A comprehensive numerical analysis of NO generation routes and combustion characteristics with varying strain rates in methane/n-heptane dual fuel flames

Abstract

The influence of strain rate on the combustion characteristics and routes of NO formation in methane/n-heptane dual-fuel engines was scrutinized in this research, utilizing a counterflow flame model. The insights gleaned from this study provide valuable theoretical guidance for a more profound comprehension of the NO formation mechanism, thereby facilitating the enhancement and optimization of natural gas–diesel dual-fuel engines. The findings reveal that with an increasing strain rate, the peak flame temperature initially exhibits a slight increase followed by a decrease, while the heat release rate experiences a significant surge. Concurrently, the high-temperature region and the distribution areas of the main species and intermediate products are markedly reduced. The NO emission index undergoes initial fluctuations and then demonstrates a consistent decline with the increment of the strain rate, implying that a higher strain rate is conducive to curtailing NO formation.
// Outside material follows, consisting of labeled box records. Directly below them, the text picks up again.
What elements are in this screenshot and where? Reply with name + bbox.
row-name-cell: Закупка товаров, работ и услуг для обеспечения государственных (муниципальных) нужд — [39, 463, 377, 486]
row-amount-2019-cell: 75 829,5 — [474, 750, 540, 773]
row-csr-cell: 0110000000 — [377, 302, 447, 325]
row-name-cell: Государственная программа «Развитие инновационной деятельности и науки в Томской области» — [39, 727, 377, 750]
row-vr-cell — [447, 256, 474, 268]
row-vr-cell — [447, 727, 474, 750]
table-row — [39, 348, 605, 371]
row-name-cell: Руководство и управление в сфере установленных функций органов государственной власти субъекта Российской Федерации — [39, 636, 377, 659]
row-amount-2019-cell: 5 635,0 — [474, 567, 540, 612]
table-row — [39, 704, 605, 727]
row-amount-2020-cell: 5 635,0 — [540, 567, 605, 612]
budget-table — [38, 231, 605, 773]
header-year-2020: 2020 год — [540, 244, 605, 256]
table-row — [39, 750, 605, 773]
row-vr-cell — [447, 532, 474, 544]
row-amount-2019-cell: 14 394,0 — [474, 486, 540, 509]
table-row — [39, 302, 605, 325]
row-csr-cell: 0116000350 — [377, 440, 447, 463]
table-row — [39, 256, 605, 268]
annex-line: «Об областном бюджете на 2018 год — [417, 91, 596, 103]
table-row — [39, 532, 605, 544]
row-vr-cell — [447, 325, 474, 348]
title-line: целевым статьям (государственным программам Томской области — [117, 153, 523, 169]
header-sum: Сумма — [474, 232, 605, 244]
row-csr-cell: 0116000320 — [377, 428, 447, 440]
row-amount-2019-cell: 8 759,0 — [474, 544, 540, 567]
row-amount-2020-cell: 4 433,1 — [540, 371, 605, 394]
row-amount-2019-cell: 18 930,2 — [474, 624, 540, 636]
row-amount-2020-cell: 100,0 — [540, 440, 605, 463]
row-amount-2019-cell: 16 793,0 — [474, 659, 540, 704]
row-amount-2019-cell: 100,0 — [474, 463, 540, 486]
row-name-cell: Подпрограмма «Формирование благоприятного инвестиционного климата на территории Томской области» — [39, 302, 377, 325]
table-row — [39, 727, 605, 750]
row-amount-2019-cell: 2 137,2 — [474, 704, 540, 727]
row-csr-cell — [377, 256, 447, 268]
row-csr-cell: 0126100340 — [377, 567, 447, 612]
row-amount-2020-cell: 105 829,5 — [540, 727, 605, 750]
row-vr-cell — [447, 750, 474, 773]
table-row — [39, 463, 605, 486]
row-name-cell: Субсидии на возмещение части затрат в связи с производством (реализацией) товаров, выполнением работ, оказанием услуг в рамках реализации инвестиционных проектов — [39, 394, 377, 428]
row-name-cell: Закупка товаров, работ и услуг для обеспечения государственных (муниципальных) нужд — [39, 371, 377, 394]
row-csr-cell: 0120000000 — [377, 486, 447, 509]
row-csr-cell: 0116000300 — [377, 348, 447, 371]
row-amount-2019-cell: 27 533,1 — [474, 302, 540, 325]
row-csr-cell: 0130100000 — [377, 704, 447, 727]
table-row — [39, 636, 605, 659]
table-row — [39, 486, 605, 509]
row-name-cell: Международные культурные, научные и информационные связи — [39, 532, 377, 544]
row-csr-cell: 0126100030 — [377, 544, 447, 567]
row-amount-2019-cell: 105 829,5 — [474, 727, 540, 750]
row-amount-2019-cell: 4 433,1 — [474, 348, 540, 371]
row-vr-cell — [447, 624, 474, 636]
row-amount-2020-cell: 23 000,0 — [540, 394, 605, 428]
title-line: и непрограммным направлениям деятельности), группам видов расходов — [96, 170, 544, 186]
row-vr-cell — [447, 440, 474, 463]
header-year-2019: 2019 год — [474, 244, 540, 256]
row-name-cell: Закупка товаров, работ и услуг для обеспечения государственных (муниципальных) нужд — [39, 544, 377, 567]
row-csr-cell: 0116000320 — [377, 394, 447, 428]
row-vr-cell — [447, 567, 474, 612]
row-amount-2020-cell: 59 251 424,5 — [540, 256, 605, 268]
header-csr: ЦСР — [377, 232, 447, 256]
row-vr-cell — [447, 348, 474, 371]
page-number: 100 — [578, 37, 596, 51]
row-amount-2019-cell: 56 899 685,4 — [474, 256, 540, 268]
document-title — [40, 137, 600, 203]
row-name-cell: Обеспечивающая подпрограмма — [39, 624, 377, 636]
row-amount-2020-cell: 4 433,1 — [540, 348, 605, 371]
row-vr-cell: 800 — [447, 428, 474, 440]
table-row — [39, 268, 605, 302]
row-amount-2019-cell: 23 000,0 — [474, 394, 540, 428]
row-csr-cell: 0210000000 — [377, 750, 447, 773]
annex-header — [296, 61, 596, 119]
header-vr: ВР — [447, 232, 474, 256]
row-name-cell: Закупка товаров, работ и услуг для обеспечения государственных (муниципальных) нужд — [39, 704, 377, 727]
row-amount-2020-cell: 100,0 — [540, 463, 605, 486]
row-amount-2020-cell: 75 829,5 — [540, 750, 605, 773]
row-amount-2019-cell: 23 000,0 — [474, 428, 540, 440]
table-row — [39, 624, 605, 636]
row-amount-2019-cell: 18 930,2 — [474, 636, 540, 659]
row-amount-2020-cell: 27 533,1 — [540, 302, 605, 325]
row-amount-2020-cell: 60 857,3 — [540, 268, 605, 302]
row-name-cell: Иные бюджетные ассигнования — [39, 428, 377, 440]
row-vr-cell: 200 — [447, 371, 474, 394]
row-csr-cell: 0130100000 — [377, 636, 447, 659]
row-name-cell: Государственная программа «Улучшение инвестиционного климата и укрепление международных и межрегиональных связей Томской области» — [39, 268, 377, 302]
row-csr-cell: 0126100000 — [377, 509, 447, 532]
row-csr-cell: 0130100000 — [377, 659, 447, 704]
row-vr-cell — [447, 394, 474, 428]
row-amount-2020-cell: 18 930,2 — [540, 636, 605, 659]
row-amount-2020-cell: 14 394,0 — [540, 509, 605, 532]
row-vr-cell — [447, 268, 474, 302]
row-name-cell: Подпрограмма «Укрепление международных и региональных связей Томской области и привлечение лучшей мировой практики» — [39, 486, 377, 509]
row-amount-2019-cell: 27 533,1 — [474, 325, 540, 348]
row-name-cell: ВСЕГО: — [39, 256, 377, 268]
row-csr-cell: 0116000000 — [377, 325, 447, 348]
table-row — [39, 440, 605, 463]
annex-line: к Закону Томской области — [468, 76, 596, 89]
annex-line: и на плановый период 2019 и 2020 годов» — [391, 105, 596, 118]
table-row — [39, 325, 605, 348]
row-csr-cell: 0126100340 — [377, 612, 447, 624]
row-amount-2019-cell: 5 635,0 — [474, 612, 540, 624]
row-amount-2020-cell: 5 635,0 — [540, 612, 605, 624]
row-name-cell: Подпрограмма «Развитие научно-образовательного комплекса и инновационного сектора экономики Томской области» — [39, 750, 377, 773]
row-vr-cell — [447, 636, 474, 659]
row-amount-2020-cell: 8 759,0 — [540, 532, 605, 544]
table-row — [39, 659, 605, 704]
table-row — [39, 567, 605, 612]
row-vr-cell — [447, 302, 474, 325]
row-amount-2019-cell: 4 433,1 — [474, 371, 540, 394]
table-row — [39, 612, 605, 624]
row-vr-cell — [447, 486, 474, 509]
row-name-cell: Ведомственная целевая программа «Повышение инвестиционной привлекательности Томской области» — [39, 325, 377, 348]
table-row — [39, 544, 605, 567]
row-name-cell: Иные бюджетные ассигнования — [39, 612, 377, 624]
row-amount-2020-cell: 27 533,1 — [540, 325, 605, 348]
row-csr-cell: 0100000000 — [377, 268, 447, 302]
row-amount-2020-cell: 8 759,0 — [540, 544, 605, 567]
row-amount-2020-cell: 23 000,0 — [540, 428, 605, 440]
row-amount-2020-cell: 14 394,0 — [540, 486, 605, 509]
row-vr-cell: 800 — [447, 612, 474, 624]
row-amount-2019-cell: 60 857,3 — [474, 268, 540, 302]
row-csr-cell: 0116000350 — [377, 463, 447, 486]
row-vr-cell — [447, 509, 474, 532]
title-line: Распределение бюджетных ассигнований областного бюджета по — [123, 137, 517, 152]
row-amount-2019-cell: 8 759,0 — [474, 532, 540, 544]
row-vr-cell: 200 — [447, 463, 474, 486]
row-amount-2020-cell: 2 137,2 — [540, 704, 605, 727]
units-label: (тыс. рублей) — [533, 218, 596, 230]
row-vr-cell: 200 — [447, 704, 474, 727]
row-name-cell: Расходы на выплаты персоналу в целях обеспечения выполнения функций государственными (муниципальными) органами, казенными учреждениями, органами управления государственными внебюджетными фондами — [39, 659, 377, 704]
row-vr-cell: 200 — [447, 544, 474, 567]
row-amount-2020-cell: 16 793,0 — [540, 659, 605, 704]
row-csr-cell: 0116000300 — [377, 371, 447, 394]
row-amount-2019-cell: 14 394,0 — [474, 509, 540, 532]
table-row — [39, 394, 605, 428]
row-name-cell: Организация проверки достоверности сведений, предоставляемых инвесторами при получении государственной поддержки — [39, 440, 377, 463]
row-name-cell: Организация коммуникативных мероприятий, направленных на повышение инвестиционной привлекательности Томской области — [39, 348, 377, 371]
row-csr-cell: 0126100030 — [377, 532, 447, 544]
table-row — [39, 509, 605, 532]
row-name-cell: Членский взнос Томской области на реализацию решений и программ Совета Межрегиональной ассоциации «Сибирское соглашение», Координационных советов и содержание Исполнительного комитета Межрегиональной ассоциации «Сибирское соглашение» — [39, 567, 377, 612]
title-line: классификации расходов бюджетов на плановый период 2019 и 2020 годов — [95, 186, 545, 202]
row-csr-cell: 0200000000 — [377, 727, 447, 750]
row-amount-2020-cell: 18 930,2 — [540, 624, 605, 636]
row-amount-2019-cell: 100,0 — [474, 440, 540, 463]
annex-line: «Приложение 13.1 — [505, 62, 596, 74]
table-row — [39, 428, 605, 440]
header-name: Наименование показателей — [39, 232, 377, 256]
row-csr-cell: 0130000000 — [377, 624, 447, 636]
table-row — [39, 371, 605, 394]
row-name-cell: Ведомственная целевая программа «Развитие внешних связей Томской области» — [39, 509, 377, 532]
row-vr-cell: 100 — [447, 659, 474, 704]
Relative to the enhancing effect of elevated O radical molar fractions on NO formation, the reduction in flame temperature exerts a more pronounced inhibitory influence on the generation of thermal NO. An elevated strain rate also intensifies the production of CH radicals, which in turn, bolsters the formation of prompt NO. Furthermore, an increase in strain rate accelerates the reaction between HCCO and CH₂ radicals with NO, augmenting NO consumption and enhancing the reduction effect of the reburn route on NO. The contributions of the N₂O intermediate route and the NNH intermediate route to NO generation are found to be negligible.